Monday 3 February 2014

Striking A Balance ?

I'm a Londoner which means I use the Tube. Indeed, I use it most days to go to work but basically to get around as it's a good alternative to the car.

As with most other transport systems, it's good when it works and it's hugely popular as a way of moving millions of people around London on a daily basis. Even at 7am it's hard to get a seat on a District Line going into London and on the way home it can be a long stand as well.

As of 9pm tomorrow and for 48 hours, most of London will have to cope without the Tube or at least the greater part of it as Bob Crow's RMT, along with the TSSA, stage a 48-hour stage. London Underground, who may yet hope that the strike will be much less solid than the RMT expect, are making a brave front of putting on some kind of service but the reality for most Londoners is that the Tube will shut down for 48 hours.

Indeed, I was left wondering how many people, whose command of English is far from strong, will turn up at the Station (which will be closed) on Wednesday morning oblivious as to what is going on and above all why.

London's Underground system is a fantastic example of Victorian engineering and that's the problem. Unlike other cities who have been able to develop using state-of-the-art technology, London has had to try and renew its system (often on a shoestring) and while keeping the show on the road. The future, as envisaged by London Underground and by London mayor Boris Johnson is a crisp, clean, wholly automated system where driverless trains rule and where stations are banks of machines for managing Oyster cards leaving the main tourist stations to be staffed by friendly knowledgeable ambassadors who will point the tourists in the right direction.

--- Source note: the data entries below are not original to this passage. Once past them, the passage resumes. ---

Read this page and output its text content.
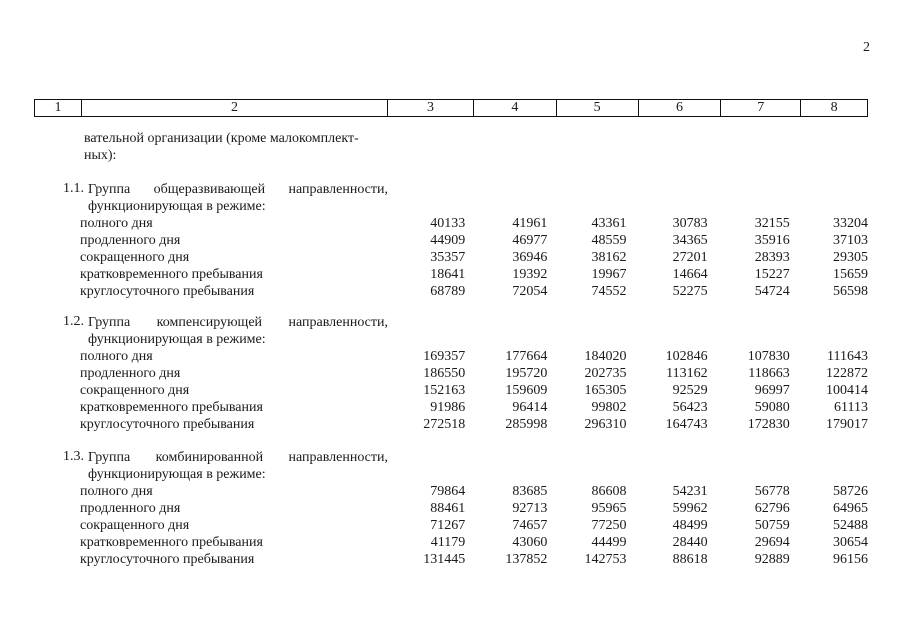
2
1	2	3	4	5	6	7	8
вательной организации (кроме малокомплект-
ных):
1.1. Группа общеразвивающей направленности,
функционирующая в режиме:
полного дня	40133	41961	43361	30783	32155	33204
продленного дня	44909	46977	48559	34365	35916	37103
сокращенного дня	35357	36946	38162	27201	28393	29305
кратковременного пребывания	18641	19392	19967	14664	15227	15659
круглосуточного пребывания	68789	72054	74552	52275	54724	56598
1.2. Группа компенсирующей направленности,
функционирующая в режиме:
полного дня	169357	177664	184020	102846	107830	111643
продленного дня	186550	195720	202735	113162	118663	122872
сокращенного дня	152163	159609	165305	92529	96997	100414
кратковременного пребывания	91986	96414	99802	56423	59080	61113
круглосуточного пребывания	272518	285998	296310	164743	172830	179017
1.3. Группа комбинированной направленности,
функционирующая в режиме:
полного дня	79864	83685	86608	54231	56778	58726
продленного дня	88461	92713	95965	59962	62796	64965
сокращенного дня	71267	74657	77250	48499	50759	52488
кратковременного пребывания	41179	43060	44499	28440	29694	30654
круглосуточного пребывания	131445	137852	142753	88618	92889	96156
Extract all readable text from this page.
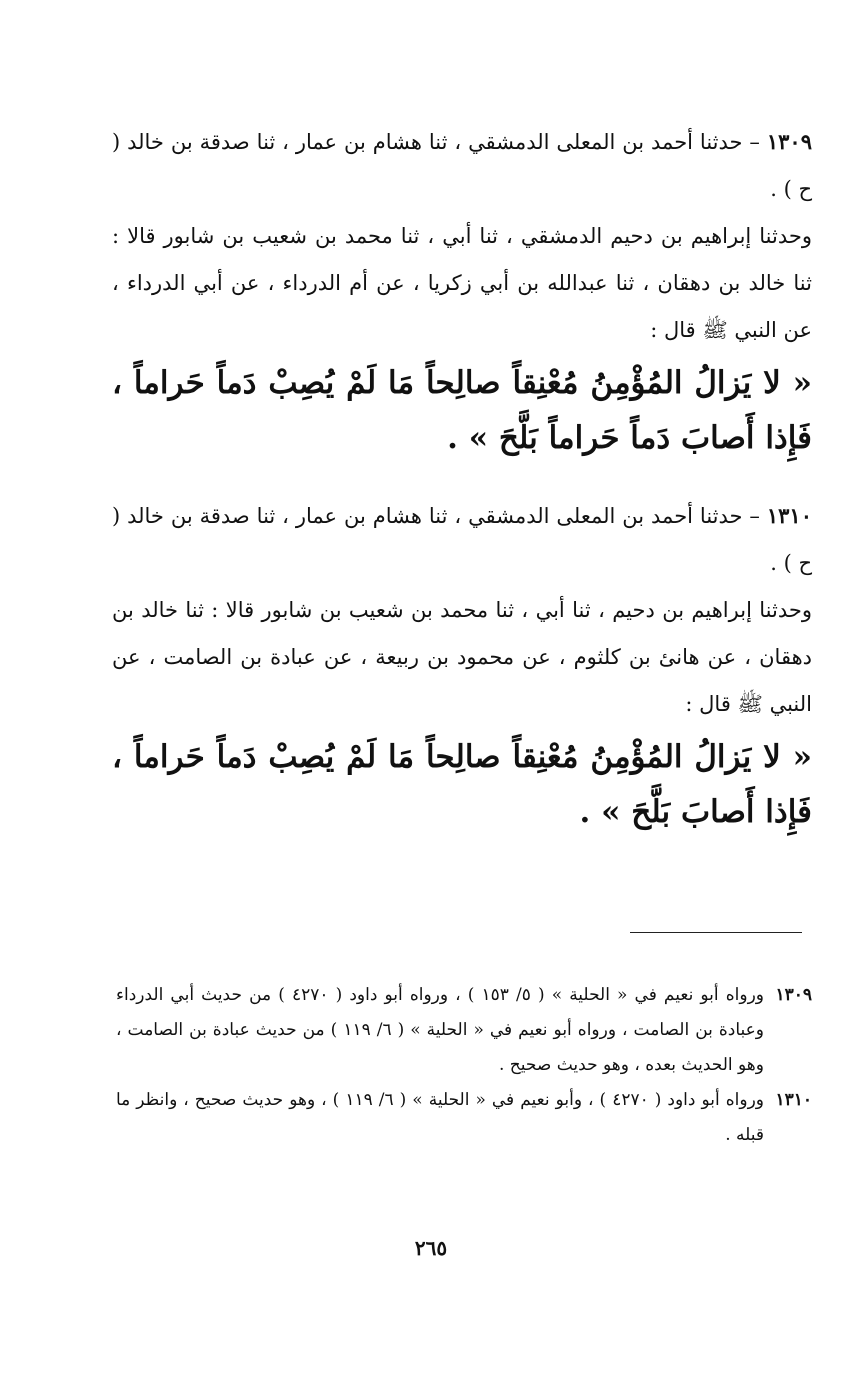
١٣٠٩ – حدثنا أحمد بن المعلى الدمشقي ، ثنا هشام بن عمار ، ثنا صدقة بن خالد ( ح ) .

وحدثنا إبراهيم بن دحيم الدمشقي ، ثنا أبي ، ثنا محمد بن شعيب بن شابور قالا : ثنا خالد بن دهقان ، ثنا عبدالله بن أبي زكريا ، عن أم الدرداء ، عن أبي الدرداء ، عن النبي ﷺ قال :

« لا يَزالُ المُؤْمِنُ مُعْنِقاً صالِحاً مَا لَمْ يُصِبْ دَماً حَراماً ، فَإِذا أَصابَ دَماً حَراماً بَلَّحَ » .

١٣١٠ – حدثنا أحمد بن المعلى الدمشقي ، ثنا هشام بن عمار ، ثنا صدقة بن خالد ( ح ) .

وحدثنا إبراهيم بن دحيم ، ثنا أبي ، ثنا محمد بن شعيب بن شابور قالا : ثنا خالد بن دهقان ، عن هانئ بن كلثوم ، عن محمود بن ربيعة ، عن عبادة بن الصامت ، عن النبي ﷺ قال :

« لا يَزالُ المُؤْمِنُ مُعْنِقاً صالِحاً مَا لَمْ يُصِبْ دَماً حَراماً ، فَإِذا أَصابَ بَلَّحَ » .

١٣٠٩
ورواه أبو نعيم في « الحلية » ( ٥/ ١٥٣ ) ، ورواه أبو داود ( ٤٢٧٠ ) من حديث أبي الدرداء وعبادة بن الصامت ، ورواه أبو نعيم في « الحلية » ( ٦/ ١١٩ ) من حديث عبادة بن الصامت ، وهو الحديث بعده ، وهو حديث صحيح .

١٣١٠
ورواه أبو داود ( ٤٢٧٠ ) ، وأبو نعيم في « الحلية » ( ٦/ ١١٩ ) ، وهو حديث صحيح ، وانظر ما قبله .

٢٦٥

The ticket offices at stations will become retail outlets creating more income for the system at stations in use twenty-four hours a day.

It's a fine vision and it might work in Hong Kong or Singapore but London is very different.

As Mrs Stodge has reminded me, the ticket office isn't just a place to buy and sell tickets - it's a place of refuge and sanctuary for those needing or wanting help. The unreliable machines will always need human backups and while those arguing for the Boris future claim crime is reduced with staff out of ticket offices, it isn't just about petty crime. It's about helping the sick or the injured.

Late at night, some Tube stations can be intimidating places. Fare evasion, often by young men of all races, colours and creeds, is endemic and it can be unnerving, especially for women, having to use these stations. The staff in the ticket office, the final refuge, the place of sanctuary, are the line of defence.

Bob Crow plays the pantomime villain well and the vilification has already started. He is an unreconstructed Socialist which is fair enough but that is meat and drink to the pro-Boris pro-Conservative London press such as the Evening Standard. Needless to say, the vilification is the proverbial water off the metaphorical duck's back to Crow but this strike is not without risk for him.

IF the strike is solid, it will be a victory for Crow but past experience tells us solidarity within the RMT isn't all it could be and by keeping the strikes to 48 hours, Crow is probably reasoning that his members will hold the line for a short strike. I still think there will be slippage and London Underground will doubtless use their propaganda and media friends to play up any improvement on the meagre service being offered as an achievement.

Yet the core debate about the future of the Underground remains unresolved - as a passenger, I want more than a glossy façade and Hong Kong-like efficiency. The big issue going forward is capacity - with London already over 8 million and growing at a million per decade, chronic overcrowding is looming as lines simply cannot cope with the demand and are hamstrung by obsolete signalling.

Plans to run a 24-hour a day service are all well and good but for all the possibilities of flexible working, most people still work traditional hours and the need for the service to cope with these peaks of demand is clear.

It wouldn't be the biggest surprise if the strike was cancelled tomorrow afternoon or evening - both Crow and Johnson are past masters of brinkmanship - but if it goes ahead, the vitriol and recrimination will be flowing even if the trains won't.